Systems, not slogans
The road ahead is less about slogans and more about systems. Three ideas stand out.

  1. Calendar curation and sports science. India’s best are still playing too many heavy weeks. Peak-for-purpose programming — where training blocks, minor events, and signature tournaments are sequenced — must become non-negotiable. Singles bodies and doubles pair dynamics both benefit from freshness. (Prannoy’s own hints are a good template.)
  2. Specialised doubles coaching. Mixed doubles’ quarter-final in Paris was not a fluke; it was a product of a pairing finally spending time together and believing in set plays. Doubling the investment in mixed-specific patterns — serve-third ball aggression, woman-at-the-net variations, man’s mid-court interceptions — can open a podium door that has stayed stubbornly shut. Women’s doubles, likewise, needs continuity of pairings and a fit-for-purpose rehab pipeline so injuries do not cascade into missed qualification windows.
  3. Domestic pressure from below. The senior core is proven. What India now requires is internal competition — the kind that keeps selection honest and training brutal. That means more depth on the Challenge/International Series tiers, more smart scheduling for the 18-to-22 cohort, and support for two-discipline athletes until they settle. It is no accident that countries with thick pipelines dominate the back half of tournaments.

The verdict
Where it stands now, Indian badminton is neither in decline nor at a perfect peak. It is poised. The Worlds showed that India is still in the medal picture in men’s doubles and women’s singles on the biggest stage. It also showed that men’s singles depth still swings on form and fitness, that mixed doubles have real headroom, and that women’s doubles requires an urgent stabilisation plan. To convert this blend into a sustainable era, India must be as relentless with systems as its athletes are with shuttles.
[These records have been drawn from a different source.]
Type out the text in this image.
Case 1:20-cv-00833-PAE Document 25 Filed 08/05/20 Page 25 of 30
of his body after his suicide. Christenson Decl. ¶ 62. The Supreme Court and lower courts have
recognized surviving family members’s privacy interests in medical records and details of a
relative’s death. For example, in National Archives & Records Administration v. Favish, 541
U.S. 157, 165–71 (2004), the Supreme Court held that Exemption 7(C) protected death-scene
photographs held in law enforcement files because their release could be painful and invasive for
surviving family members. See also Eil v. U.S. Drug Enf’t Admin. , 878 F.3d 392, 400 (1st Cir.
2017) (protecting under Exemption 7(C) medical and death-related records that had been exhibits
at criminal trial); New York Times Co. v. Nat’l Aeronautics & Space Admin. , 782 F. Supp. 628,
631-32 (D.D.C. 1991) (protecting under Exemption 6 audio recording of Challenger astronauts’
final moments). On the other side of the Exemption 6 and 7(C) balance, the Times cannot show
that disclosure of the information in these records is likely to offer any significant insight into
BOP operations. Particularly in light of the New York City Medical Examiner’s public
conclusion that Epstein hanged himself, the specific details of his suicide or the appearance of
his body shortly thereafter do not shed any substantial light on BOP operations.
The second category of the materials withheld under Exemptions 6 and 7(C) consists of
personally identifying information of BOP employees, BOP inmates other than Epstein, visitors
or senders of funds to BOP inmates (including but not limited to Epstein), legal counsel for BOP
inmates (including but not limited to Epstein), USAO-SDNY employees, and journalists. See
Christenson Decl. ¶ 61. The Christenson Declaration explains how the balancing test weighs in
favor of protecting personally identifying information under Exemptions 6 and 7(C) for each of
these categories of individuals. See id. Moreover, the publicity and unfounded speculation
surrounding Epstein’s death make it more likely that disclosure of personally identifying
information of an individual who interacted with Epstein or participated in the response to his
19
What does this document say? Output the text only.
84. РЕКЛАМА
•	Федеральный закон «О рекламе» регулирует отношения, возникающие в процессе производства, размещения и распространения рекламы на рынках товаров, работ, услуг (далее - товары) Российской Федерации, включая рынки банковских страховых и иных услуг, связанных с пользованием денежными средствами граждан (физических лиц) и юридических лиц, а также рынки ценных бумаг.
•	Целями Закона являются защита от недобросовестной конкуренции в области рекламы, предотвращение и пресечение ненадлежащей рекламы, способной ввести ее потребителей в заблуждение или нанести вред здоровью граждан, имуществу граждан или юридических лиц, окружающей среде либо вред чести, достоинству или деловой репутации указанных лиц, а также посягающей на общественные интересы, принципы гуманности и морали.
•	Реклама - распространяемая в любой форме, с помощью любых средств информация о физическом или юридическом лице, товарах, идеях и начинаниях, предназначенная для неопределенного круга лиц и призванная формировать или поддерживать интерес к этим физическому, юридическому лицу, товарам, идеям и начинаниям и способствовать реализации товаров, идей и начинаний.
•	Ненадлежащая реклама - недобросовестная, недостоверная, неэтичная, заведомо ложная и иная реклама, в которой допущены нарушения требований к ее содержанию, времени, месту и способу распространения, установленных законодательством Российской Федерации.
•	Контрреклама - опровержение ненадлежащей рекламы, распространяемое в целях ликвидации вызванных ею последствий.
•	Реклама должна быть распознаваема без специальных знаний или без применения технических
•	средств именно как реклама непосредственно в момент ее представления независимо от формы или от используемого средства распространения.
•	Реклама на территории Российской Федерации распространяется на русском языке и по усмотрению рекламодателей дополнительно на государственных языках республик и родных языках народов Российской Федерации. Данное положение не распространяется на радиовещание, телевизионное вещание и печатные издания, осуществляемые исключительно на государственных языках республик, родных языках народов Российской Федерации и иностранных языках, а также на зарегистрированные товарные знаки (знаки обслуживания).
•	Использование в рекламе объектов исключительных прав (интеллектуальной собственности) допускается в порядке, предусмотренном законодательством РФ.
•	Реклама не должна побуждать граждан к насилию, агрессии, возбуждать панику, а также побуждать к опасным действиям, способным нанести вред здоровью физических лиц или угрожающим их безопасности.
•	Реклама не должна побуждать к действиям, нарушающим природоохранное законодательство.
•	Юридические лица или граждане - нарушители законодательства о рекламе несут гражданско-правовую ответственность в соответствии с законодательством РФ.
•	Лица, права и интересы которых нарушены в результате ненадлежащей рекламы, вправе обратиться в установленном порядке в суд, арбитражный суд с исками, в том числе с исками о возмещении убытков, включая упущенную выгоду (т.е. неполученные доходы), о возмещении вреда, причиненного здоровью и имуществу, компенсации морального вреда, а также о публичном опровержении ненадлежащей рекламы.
The upside is obvious. Prannoy’s courage, Lakshya’s ceiling, Sindhu’s muscle memory, Satwik–Chirag’s consistency, Dhruv–Tanisha’s spark, and the promise of a healthy Treesa–Gayatri give India multiple ways to win. The risk is equally clear: a few injuries, a few bad draws, and the narrative flips to “what might have been.” For a country that has learned to live with both joy and jeopardy in badminton, that tension is nothing new. What matters is the next step — and in this sport, as in life, that step is everything.